С восходом солнца 10 декабря шестьсот орудий флотилии, острова Чатал и батарей на флангах открыли сильнейшую канонаду. Турки поначалу отвечали горячо, но затем их выстрелы стали затихать и с темнотой пресеклись вовсе. В крепости слышался глухой шум: ночью бежало к туркам несколько казаков, предупредивших о близости штурма. В эту ночь мало кто спал и в русском лагере. Бодрствовал и Суворов, ходивший по бивакам и заговаривавший с солдатами и офицерами.
В три пополуночи 11 декабря взвилась сигнальная ракета — войска заняли исходные для атаки позиции. В половине шестого утра в густом, молочном тумане колонны двинулись к крепости, соблюдая полную тишину; тотчас же отплыли и десантные суда де Рибаса. Но вдруг при приближении групп Павла Потемкина и Александра Самойлова на триста шагов к крепости весь вал как будто бы загорелся: был открыт адский огонь.
Везувий пламень изрыгает,
Столп огненный во тьме стоит,
Багрово зарево зияет,
Дым черный клубом вверх летит;
Краснеет понт, ревет гром ярый,
Ударам вслед звучат удары;
Дрожит земля, дождь искр течет;
Клокочут реки рдяной лавы:
О Росс! Таков твой образ славы,
Что зрел над Измаилом свет!
Прежде других подошла с правого крыла вторая колонна под командованием генерал-майора Ласси. Под плотным огнем турок солдаты в замешательстве приникли к земле и кинули лестницы. Секунд-майор Неклюдов, назначенный впереди этой колонны со стрелками, бросился к Ласси:
— Ваше превосходительство! Позвольте мне начать!

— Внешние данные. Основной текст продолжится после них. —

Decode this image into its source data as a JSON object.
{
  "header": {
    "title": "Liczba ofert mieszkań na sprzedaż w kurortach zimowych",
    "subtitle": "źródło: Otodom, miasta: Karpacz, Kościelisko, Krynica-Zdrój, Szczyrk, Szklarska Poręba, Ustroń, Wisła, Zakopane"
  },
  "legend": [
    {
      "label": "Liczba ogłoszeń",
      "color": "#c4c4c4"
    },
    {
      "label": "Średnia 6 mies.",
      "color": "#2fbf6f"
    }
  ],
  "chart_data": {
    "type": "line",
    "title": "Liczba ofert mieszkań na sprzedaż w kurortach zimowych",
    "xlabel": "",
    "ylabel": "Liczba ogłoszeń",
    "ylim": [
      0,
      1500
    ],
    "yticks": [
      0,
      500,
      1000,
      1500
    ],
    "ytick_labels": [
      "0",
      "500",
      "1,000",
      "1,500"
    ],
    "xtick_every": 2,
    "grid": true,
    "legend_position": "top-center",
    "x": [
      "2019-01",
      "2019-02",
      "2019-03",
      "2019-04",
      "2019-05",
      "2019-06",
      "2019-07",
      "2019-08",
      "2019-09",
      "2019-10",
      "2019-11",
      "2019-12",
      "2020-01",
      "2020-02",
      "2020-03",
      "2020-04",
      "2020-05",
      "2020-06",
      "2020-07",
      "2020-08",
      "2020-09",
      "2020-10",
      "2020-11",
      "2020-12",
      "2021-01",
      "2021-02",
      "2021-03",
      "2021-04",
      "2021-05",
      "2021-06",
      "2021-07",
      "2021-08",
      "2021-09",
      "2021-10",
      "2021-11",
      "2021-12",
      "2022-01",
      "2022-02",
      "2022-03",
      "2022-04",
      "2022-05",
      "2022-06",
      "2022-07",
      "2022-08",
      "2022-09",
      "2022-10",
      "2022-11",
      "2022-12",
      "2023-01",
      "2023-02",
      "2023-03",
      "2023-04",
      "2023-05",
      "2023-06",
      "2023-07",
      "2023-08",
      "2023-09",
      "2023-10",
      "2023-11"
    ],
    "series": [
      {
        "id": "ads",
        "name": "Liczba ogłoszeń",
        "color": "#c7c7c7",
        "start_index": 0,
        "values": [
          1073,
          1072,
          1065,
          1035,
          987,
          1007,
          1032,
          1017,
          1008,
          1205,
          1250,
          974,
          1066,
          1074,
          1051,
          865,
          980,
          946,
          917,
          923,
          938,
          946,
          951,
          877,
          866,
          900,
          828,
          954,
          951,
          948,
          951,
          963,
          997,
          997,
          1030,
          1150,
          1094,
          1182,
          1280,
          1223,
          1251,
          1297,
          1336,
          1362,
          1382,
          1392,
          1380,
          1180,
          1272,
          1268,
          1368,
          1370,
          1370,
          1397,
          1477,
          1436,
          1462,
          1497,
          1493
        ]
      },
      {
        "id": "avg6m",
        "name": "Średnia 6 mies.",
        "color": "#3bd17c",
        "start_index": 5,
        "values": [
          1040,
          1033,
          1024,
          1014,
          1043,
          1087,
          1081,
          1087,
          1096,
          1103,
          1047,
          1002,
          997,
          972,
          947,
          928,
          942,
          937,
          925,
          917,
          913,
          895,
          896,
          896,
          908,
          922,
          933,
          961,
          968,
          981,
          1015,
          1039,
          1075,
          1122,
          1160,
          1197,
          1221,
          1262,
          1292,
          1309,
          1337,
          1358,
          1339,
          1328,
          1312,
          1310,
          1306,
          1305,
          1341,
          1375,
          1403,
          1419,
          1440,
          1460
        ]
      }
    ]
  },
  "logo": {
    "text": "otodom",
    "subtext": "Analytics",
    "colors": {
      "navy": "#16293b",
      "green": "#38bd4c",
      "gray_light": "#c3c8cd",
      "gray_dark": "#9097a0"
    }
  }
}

— С Богом! — отвечал генерал.
— Ребята! — закричал Неклюдов. — Вперед за мною! Смотрите на меня: где буду я, там и вы будете. Вместе разделим славу и честь или положим головы!
Он бросился в глубокий ров и взобрался на вал без помощи лестницы. На бастионе с горстью солдат Неклюдов овладел вражеской батареей. Пуля пронизала его руку близ плеча навылет. Две пули вошли в левую ногу. Турок ударил его кинжалом в колено. Стрелки спешили к своему майору из девятисаженного рва, но немногие добрались наверх. Истекая кровью, Неклюдов продолжал бой на бастионе. Тут получил майор еще рану в грудь. Он упал, но уже вся колонна егерей взошла к отнятой батарее, и на стенах крепости гремело победоносное русское «ура». Полумертвого Неклюдова понесли на ружьях в лагерь. Он был первым, кто взошел на вал гордого Измаила. Соседняя, первая колонна генерал-майора Львова замешкалась перед сильно укрепленным каменным редутом Табии. Фанагорийцы и апшеронцы перелезли через палисад и захватили дунайские батареи. Из редута налетели на них турки и ударили в сабли. Фанагорийцы штыками отразили вылазку и, обойдя редут, двинулись к Бросским воротам.
Львов был ранен; его сменил полковник князь Лобанов-Ростовский и тоже получил ранение; команду принял полковник Золотухин.
Одновременно с первыми двумя достигла крепостного рва шестая колонна на левом крыле. Ею руководил «достойный и храбрый генерал-майор и кавалер» Голенищев-Кутузов, который, по отзыву Суворова, «мужеством своим был примером подчиненным». Отряд форсировал ров под страшным огнем, был убит бригадир Рибопьер. Солдаты взошли на вал по лестницам, но здесь их встретили превосходящие силы турок. Дважды оттеснял неприятеля Кутузов и дважды отступал к самому валу. Колонна остановилась.
Генерал-аншеф с кургана зорко следил за ходом сражения, рассылая с распоряжениями ординарцев. В предрассветной мгле лишь сменявшие друг друга крики «алла» и «ура» указывали, на чью сторону склоняется победа. Кутузов известил своего командующего о невозможности идти дальше.
— Скажите Кутузову, что я назначаю его комендантом Измаила и уже послал в Петербург известие о покорении крепости! — отвечал Суворов. «Мы друг друга знаем, — говорил он после боя, — ни он, ни я не пережили бы неудачи…»
Кутузов взял из резерва Херсонский полк, атаковал скопившихся турок, опрокинул их и окончательно овладел бастионом. В одном месте русские дрогнули — среди них появился священник Полоцкого полка и, держа крест, повел их вперед.
Наблюдавший за этим важнейшим участком Суворов одобрительно замечал в реляции: «Твердая в той стране нога поставлена, и войски простирали победу по куртине к другим бастионам». Известна его оценка действий Кутузова при Измаиле: «Кутузов находился на левом крыле, но был моей правой рукою».